Dental chair and equipment in dentist's office.Image credit: StockSnap/Pixabay

This past week, NDP MP Jack Harris introduced a private member’s bill aiming to address a glaring gap in our universal health-care system. The bill proposed that dental insurance be provided to households that presently lack dental insurance and make less than $90,000 per year. Harris views this as an interim measure until dental care can be included in Canada’s universal health-care system.

A public dental plan is urgently needed. The financial hardship caused by the COVID-19 pandemic has led to more unemployment and many are working reduced hours. This results in a loss of dental coverage for many people as well as less disposable income to pay for dental procedures out of pocket. The current safety net for dental care is inadequate, with only 5 per cent coming from targeted government programs. This number is even lower than the 10 per cent spent in the U.S. on public programs.

The targeted programs vary between provinces, but they tend to cover people on social services, low-income children as well as the federal government funding a dental plan for Indigenous peoples. As these targeted programs are underfunded, many in need fall through the gaps, and those who rely on the programs often struggle finding a dentist who will accept them.

In order for this much-needed bill to become reality, the NDP would need to have the support of the Liberals, who have signalled that they will not support the bill. Health Minister Patty Hajdu claims that the data is both limited and dated. Granted, while some of the data addressing access to dental care is several years old, the need for this program is clearly indicated.

Since dental care is private in Canada, many people with low and middle incomes are unable to access routine care. In 2018, one in three Canadians lacked dental insurance and over one in five avoid the dentist each year due to financial constraints. This lack of access is a serious problem. When preventative cleanings and early treatment are neglected, oral health deteriorates, which has consequences that extend beyond the mouth.
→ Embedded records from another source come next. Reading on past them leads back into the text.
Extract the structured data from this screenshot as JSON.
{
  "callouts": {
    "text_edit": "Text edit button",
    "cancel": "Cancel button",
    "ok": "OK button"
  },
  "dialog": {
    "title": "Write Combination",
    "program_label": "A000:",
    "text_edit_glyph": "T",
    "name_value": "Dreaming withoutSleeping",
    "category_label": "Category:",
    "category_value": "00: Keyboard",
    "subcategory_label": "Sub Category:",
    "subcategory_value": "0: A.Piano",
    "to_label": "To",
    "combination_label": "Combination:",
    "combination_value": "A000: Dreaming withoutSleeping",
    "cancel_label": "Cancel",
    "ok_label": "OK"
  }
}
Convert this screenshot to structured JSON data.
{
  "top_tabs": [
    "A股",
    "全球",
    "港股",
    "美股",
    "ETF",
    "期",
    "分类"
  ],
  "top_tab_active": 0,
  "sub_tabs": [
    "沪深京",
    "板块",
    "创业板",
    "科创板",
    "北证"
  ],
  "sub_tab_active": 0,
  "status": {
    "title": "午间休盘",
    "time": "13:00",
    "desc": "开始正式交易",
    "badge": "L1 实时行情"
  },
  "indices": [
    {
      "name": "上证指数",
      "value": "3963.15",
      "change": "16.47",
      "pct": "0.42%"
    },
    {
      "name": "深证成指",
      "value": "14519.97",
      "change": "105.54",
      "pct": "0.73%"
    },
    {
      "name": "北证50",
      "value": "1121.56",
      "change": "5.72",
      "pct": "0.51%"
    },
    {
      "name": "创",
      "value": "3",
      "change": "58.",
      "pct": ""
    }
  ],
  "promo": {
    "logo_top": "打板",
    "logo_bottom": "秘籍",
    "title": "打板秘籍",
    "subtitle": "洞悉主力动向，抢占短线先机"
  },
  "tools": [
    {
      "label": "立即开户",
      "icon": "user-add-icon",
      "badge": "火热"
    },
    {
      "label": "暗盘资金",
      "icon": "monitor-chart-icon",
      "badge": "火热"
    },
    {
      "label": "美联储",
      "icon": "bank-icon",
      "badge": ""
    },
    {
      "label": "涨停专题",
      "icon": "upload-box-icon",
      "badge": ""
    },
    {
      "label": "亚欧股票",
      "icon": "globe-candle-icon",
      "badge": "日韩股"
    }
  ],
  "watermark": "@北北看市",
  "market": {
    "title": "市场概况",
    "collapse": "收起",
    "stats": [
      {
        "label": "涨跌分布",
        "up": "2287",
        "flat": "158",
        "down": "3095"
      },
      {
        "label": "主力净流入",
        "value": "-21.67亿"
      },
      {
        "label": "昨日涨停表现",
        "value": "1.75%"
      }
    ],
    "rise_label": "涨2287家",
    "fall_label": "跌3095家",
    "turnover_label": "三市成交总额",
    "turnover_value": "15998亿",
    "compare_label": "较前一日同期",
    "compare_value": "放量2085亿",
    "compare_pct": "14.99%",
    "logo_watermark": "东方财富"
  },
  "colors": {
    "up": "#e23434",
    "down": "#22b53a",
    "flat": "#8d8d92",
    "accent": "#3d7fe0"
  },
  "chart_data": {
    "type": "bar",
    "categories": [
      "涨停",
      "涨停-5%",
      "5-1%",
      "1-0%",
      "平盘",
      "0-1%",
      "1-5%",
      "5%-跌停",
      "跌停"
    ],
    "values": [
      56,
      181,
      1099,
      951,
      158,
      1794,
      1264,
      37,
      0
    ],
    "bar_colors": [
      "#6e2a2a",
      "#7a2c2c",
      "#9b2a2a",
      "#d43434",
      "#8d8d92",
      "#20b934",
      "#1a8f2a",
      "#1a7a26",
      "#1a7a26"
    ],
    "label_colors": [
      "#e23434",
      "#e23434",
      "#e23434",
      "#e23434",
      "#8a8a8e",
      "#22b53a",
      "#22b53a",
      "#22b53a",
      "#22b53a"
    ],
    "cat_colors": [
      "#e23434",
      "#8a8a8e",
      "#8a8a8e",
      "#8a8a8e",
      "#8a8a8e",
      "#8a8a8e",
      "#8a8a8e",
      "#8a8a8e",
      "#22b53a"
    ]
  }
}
Poor oral health has been shown to cause or worsen many general health conditions like heart disease and diabetes, among others. Missing front teeth or visible decay can make it difficult to find employment. Further, living with dental pain can make it difficult to sleep or to focus at work.

When people are unable to afford dental care, they often end up turning to their doctor for relief. In 2014, doctors’ offices were visited every three minutes and emergency departments every nine minutes by patients seeking treatment for dental pain. Nationwide, this problem is estimated to cost $150 million annually, while patients are left still needing treatment by a dentist.

Economic trends show the number of people who are uninsured is rising as many retire and lose work-related benefits. Additionally, more people work in the precarious gig economy, which does not provide benefits like dental insurance.

The financial hardship caused by the COVID-19 pandemic has only made things worse. Before the pandemic in 2019, the parliamentary budget officer (PBO) estimated this dental plan would help 4.2 million people. An updated estimate from the PBO in October 2020 showed this number jumping to 6.5 million as people lost income and employment during the pandemic.

The dental plan is estimated to cost $1.5 billion per year. With only half a per cent increase in health-care spending, a lot of dental neglect and the resulting pain and suffering could be alleviated or even prevented. Further, the plan could ease some of the financial hardships Canadians are facing by allowing people to use their health card rather than their credit card to access dental care.

Through implementation of a wealth tax, this plan can be paid for by more affluent Canadians, whose wealth has increased by a staggering $78 billion during the pandemic.

Given the indisputable evidence supporting the need for the proposed bill, it is clear that if the Liberals truly cared about access to dental care, they would support the modest NDP plan. With a 2019 poll showing 86 per cent of Canadians are in support of a dental plan for the uninsured, it is time the Liberals to put some teeth into medicare.

Brandon Doucet is a dentist practising in Nova Scotia with interests in surgery and public health and the founder of Coalition for Dentalcare.